Сестра Викторианна попрощалась с Бадеттой коротким раздраженным кивком. Эрмин легла снова, украдкой бросив взгляд на кусочек картона, где жирным шрифтом было напечатано: «Журналистка». Сестра-хозяйка поспешила закрыть дверь. Эрмин погладила Мукки по щеке и заснула. Через час она вновь проснулась. Сердце ее билось так, что в груди болело, – настолько сильные эмоции она испытала, увидев странный сон.

«Я не хочу! Не хочу видеть такие сны!» – подумала Эрмин. Глаза молодой женщины были полны слез. Она прижала сына К груди.

Комната была пуста. Должно быть, сестра Викторианна и Шарлотта спустились в кухню. Молодая женщина перевела дыхание, как если бы ей действительно пришлось бежать по снегу ночью, испуганной волчьим воем.

«Я пыталась догнать сани, запряженные огромными псами, которые сердито рычали. Кто-то увозил от меня Мукки, однако тот был старше, таким, как маленький Жорель. Он звал меня на помощь, но я не могла догнать похитителя!»

Эрмин показалось, что она вспомнила лицо мужчины, укравшего у нее сына. Оно было бледным, кожа да кости.

– Я знаю, человек из сна похож на этого больного, Эльзеара Ноле! – вполголоса сказала она себе. – Ничего удивительного, что он мне приснился: несчастный и впрямь напоминает привидение.

Немного расстроенная, она накормила и перепеленала Мукки, потом устроила его поудобнее в коляске. Мысль, что сегодня же вечером она будет в Валь-Жальбере, успокоила молодую женщину, и она отправилась на поиски монахини и девочки. На первом этаже санатория стояла полная тишина. От горожан-захватчиков не осталось и следа. Столы в столовой были расположены в образцовом порядке. Шарлотта, напевая себе под нос, расставляла тарелки.

– А вот и ты, Эрмин! Сестра Викторианна хотела, чтобы я дала тебе поспать.

– А я хотела бы ей помочь, – ответила молодая женщина. – Шарлотта, ты не расстроилась? Я знаю, как тебе хочется побывать в Квебеке!

– Ты сказала: «В следующий раз!», – ответила девочка с улыбкой. – Значит, так и будет!

– Непременно! – заверила ее Эрмин, хотя сама сомневалась в том, что это когда-нибудь случится. Имея на руках второго малыша, она уже не сможет позволить себе такой прихоти.

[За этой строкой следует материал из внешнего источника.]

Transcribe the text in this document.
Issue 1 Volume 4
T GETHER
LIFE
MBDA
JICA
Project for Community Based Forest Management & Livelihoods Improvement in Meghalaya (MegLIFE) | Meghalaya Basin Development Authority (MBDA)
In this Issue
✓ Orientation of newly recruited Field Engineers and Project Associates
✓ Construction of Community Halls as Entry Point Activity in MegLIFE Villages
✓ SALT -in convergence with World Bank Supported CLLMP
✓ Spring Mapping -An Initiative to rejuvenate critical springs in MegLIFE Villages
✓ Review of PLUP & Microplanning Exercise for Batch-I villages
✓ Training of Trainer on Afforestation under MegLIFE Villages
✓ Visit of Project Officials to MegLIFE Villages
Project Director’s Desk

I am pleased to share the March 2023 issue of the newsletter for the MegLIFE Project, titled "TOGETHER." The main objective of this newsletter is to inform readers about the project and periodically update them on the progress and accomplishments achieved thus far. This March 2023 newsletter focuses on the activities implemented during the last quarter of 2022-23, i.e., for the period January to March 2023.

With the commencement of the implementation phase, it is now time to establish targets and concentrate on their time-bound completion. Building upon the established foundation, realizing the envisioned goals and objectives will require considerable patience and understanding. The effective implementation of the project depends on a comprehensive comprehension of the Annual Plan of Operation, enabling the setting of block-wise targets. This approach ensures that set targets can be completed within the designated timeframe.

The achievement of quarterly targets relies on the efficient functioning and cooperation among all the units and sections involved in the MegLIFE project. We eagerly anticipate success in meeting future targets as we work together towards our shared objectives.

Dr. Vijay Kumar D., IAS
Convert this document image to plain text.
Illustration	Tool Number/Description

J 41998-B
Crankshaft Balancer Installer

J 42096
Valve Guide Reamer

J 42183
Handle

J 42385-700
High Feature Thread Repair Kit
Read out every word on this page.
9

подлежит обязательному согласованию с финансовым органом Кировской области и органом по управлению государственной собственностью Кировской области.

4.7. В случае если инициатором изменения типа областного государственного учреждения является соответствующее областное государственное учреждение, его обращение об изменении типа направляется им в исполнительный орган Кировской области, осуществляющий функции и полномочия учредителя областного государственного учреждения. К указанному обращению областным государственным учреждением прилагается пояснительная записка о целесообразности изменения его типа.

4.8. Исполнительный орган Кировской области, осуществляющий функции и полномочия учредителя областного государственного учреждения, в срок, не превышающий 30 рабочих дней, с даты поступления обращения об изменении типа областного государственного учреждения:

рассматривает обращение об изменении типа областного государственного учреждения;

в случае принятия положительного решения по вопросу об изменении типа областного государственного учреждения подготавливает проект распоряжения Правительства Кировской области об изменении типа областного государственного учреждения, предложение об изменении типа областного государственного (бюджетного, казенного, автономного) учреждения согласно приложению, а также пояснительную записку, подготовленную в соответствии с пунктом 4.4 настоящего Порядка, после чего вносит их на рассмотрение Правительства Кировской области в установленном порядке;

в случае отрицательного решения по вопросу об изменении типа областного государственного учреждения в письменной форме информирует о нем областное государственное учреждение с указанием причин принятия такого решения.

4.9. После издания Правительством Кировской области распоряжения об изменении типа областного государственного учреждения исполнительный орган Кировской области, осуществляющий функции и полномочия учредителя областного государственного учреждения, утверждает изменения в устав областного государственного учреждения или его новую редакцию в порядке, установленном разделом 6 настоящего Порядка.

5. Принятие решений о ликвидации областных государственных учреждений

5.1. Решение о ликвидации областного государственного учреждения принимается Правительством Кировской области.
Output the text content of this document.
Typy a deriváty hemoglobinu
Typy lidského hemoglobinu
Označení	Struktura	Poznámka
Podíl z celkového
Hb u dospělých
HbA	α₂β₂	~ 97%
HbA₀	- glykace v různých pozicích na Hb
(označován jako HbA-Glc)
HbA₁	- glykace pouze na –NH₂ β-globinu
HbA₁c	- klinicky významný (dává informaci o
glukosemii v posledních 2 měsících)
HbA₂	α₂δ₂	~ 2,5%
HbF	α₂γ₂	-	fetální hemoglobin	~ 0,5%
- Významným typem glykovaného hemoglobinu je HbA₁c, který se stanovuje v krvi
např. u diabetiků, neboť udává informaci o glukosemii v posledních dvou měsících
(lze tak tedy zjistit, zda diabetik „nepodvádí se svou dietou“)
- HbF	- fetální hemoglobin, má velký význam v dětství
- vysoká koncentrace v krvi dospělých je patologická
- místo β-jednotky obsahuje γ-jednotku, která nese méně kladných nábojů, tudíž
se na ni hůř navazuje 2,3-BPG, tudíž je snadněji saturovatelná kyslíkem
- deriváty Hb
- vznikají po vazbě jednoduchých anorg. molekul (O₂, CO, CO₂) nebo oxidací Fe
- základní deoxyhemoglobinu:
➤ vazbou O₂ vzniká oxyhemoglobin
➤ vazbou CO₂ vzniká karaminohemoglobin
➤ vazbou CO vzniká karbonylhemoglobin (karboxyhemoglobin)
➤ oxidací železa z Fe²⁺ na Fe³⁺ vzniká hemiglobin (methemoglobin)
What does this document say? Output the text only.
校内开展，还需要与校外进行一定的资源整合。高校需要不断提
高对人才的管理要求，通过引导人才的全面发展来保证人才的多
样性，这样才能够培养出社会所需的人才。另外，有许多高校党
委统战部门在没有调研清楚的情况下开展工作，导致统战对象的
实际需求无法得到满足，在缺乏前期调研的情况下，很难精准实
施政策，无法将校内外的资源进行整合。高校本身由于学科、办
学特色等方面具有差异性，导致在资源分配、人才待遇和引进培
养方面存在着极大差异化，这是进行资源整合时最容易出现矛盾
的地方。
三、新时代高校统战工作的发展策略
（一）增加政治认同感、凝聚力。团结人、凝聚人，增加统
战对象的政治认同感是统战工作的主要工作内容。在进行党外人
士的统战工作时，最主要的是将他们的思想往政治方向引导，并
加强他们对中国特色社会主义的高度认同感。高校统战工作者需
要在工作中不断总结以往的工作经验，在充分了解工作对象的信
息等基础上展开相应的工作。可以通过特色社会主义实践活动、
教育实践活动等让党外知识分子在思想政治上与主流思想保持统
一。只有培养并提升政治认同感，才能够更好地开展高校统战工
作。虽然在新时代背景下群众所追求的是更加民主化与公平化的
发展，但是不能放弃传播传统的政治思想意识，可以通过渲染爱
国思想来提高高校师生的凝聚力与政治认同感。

«Сестра Викторианна помогла мне вернуться на правильный путь. Прежде всего, я – мама. Сейчас я уже не понимаю, почему решила пройти это прослушивание. Какая же я дурочка! Мне не следовало даже думать об этом!»

Пожилая монахиня встретила ее улыбкой.

– На столе горячий кофе и молоко. Садись и позавтракай хорошенько.

– Я хочу помогать вам, сестра, и сегодня утром тоже! – возразила молодая женщина.

– Не нужно, моя крошка. Вчера вечером, когда посетителей в столовой прибавилось, помощь была необходима. Сегодня все идет по заведенному порядку.

– Мне будет приятно думать, что я делаю доброе дело. Когда мы жили в монастырской школе, вы всегда находили для меня полезное занятие.

– Вот упрямица, – проворчала монахиня. – Не знаю, понравится ли господину директору, если он увидит тебя за работой. Здесь достаточно рабочих рук. Хотя, если ты настаиваешь, будешь объясняться с ним сама, когда он застанет тебя с поварешкой в руках!

С этими словами сестра Викторианна протянула Эрмин фартук, который та уже надевала накануне. И добавила:

– Можешь нарезать хлеб и намазать его маслом. Потом отнесешь блюда с бутербродами в столовую и расставишь на столах. Пансионеры скоро спустятся.

– Спасибо, сестра! – сказала Эрмин. – Если бы мне пришлось сидеть без дела до самого поезда, я бы умерла со скуки. Думаю, директор не обидится, увидев, что я при деле!

И молодая женщина взялась за приготовление бутербродов. Работа спорилась в ее руках. В кухне витали чудесные ароматы теплой сдобы и кипяченого молока. Ободряюще гудел огонь в печи.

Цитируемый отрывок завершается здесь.